They say that it’s darkest just before the dawn. Perhaps that’s physically true, but they usually don’t mean a sky without sunlight. They’re saying that rescue, recovery, revelation, or some other relief we seek comes only after – shortly after – we are stretched to our personal limits.
That was Joseph Smith’s experience in the grove, for example. Just as he felt himself on the verge of destruction, the pillar of light appeared (JS-H 1:16). We trust in our own happy outcomes too; in the end our darkness will be just that thing that happened for a while before the lights came back on.
That’s true, but it can be difficult to believe, when all we see and feel is darkness.
The thing about actual predawn darkness is that you know it’s about to end. Dawn comes like clockwork. The troubles which darken our minds and hearts are less predictable. Sometimes the light seems so faint and distant that we wonder if it’s a mirage. Sometimes we cannot see it at all, and we are left to walk by faith alone – and to wonder whether we still have, or ever had, any of that.
We speak of faith and darkness together because faith is for darkness, as coats are for the cold.
Whether the darkness which besets us is doubt, temptation, grief, addiction, pain, depression, loneliness, fear, illness, rejection, exhaustion, poverty – you know the list is longer than that – faith is our name for the thing which sees the light our eyes cannot now see. Faith sees things which are true but presently hidden (Alma 32:21). The good news is, nothing in the universe is truer than the Light we seek.
Few trials of faith find their way into history books. More are inscribed in someone’s journal. But most are written only in the lines on our faces, and we must be close to each other to see those.
When we look closely, we see that there is more faith in us than we knew. I have learned to admire the faith that keeps praying when countless prayers already seem unanswered; the faith that still loves and teaches when it doesn’t seem to be doing any good; the faith that gets up in the morning, when there is little hope that today will be better than yesterday; the faith that comes humbly to the sacrament table, week after week, year after year, when the bad habits we would break seem instead to be breaking us, and when the godly virtues we seek still hover beyond our reach (though others around us seem able to grasp them); the faith that keeps believing in and laboring to serve a loving Father in Heaven, when philosophies and events argue so relentlessly that no such being exists.
Good cheer itself is an act of faith, in times which give us cause to abandon it – and does anyone even remember times which gave no such cause? Even kindness is an act of faith, when kindness and human decency seem undervalued, and when practicing them seems to place us at a disadvantage.
On a particularly good day, our faith may resemble Nephi’s.
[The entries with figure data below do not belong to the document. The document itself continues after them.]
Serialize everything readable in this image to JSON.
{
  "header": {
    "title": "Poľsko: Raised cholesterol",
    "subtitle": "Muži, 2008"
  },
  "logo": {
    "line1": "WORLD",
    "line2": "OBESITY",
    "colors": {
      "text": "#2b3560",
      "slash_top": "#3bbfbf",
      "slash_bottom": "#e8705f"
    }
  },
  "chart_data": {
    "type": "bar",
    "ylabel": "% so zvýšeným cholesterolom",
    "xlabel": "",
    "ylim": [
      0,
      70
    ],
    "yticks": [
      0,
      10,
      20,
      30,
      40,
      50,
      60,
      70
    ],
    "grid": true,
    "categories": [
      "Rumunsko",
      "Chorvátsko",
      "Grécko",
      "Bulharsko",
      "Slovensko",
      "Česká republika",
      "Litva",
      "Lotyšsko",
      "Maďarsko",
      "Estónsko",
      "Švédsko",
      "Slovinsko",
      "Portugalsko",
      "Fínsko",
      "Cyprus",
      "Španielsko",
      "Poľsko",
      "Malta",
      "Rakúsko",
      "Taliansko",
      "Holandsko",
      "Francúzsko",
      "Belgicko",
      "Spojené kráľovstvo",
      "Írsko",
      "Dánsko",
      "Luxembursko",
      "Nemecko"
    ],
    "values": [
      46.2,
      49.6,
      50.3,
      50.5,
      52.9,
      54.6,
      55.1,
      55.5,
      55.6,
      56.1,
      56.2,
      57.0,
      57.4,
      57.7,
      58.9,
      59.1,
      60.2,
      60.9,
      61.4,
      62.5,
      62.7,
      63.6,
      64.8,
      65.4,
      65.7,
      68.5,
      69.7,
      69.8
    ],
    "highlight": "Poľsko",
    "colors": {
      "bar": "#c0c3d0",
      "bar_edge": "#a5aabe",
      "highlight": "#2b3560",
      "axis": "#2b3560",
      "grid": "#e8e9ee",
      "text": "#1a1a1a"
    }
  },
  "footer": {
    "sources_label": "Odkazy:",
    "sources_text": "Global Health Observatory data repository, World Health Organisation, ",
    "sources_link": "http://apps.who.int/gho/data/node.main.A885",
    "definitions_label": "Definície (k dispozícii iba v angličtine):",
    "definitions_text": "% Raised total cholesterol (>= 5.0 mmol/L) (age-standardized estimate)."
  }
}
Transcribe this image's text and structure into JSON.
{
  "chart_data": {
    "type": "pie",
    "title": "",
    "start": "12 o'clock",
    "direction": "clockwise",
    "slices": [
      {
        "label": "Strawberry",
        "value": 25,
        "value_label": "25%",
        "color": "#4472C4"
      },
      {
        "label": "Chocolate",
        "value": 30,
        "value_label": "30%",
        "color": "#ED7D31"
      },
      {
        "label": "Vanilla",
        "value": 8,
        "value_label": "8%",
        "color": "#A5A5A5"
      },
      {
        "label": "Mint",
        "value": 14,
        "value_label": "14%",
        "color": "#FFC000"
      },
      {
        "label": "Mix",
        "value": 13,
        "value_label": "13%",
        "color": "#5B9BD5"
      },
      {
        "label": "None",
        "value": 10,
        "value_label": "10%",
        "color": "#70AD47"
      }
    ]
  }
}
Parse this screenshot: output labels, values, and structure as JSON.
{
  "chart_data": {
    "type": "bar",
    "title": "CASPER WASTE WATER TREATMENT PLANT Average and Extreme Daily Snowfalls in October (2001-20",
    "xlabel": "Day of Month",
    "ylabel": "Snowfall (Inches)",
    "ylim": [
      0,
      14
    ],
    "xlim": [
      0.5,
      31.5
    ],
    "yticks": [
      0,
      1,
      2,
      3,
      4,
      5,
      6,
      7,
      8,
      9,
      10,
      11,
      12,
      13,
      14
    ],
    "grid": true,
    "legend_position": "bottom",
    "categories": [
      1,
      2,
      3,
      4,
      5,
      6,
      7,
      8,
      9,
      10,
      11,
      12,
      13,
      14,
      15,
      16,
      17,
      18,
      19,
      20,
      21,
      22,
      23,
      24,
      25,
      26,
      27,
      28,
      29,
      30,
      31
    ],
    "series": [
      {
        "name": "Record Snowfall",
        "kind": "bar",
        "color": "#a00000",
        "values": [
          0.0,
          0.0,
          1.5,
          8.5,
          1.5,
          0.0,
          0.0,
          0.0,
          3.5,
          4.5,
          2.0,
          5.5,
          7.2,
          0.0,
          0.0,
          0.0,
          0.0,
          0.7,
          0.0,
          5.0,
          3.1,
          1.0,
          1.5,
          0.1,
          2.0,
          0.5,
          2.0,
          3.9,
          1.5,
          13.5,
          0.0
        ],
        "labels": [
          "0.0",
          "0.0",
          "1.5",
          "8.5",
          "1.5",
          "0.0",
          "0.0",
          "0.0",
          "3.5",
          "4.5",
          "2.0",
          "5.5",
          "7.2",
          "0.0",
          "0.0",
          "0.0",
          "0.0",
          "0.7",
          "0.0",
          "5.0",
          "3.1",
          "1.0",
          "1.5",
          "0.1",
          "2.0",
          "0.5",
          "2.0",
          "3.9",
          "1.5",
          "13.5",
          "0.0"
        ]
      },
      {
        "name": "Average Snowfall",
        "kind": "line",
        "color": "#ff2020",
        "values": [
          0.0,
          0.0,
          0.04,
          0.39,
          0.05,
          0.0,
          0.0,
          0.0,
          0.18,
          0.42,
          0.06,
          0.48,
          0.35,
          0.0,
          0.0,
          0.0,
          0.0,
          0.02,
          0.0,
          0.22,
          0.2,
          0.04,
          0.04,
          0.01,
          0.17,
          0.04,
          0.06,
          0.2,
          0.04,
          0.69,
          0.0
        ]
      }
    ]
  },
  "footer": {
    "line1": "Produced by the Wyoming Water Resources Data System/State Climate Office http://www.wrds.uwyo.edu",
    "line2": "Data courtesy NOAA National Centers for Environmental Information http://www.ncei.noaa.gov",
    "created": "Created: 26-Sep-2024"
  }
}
He didn’t know the meaning of all things, he once said, but he knew that “[God] loveth his children” (1 Nephi 11:17). One can build great faith – great trust – on such a foundation, but sometimes we’re not even sure of that. Then we blame ourselves for doubting. But blaming ourselves is usually unjust.
We don’t blame the Savior for crying out, “My God, my God, why hast thou forsaken me?” (Matthew 27:46; Mark 15:34; Psalm 22:1). We know that there was purpose in his infinite aloneness. Likewise, there is purpose in our frequent inability to see the light. We are here, said Brigham Young, to learn to be righteous in the dark.
To paraphrase C. S. Lewis, the Savior never wins a greater victory than when a person looks around at a universe from which all trace of God seems to have vanished, asks why she has been forsaken, and obeys anyway. (See The Screwtape Letters, Ch. 8.)
Or believes anyway, we might say. Or hopes or serves or prays or smiles anyway. Or gets out of bed anyway.
Someday we will look back and see that, when we thought we were alone, abandoned by a vengeful or indifferent God to troubles which were tearing us apart, the Father and Son in fact were always there, protecting us, holding us together, and guiding us homeward, step by faltering step.
Therefore, in darkness we walk by faith. We move toward the light we remember or the light we hope is there, clinging to God’s promises: “Mine angels [will be] round about you, to bear you up” (D&C 84:88). “Fear thou not; for I am with thee: . . . I will strengthen thee, yea, I will help thee” (Isaiah 41:10).
When the darkness seems endless, and we feel that he must have meant someone else when he made those promises – perhaps another branch of the family, or maybe the neighbors? – when memory fails us, becoming unreliable or seeming unreal; when pain or sorrow or guilt or exhaustion overwhelms our hope – still we crawl toward the light our faith tells us must be there.
Because the faith we no longer detect in ourselves is not so easily quenched. There is more faith in us than we know.
Because he has placed a spark of himself in us, and light seeks greater light. Light seeks him.
Because he himself, the Light, is always there, more certain than the dawn.
Because he said, “[I will] not forget thee. . . . I have graven thee upon the palms of my hands” (Isaiah 49:16; 1 Nephi 21:16).”
Because even through our deepest darkness, the Light we cannot see will see us safely home.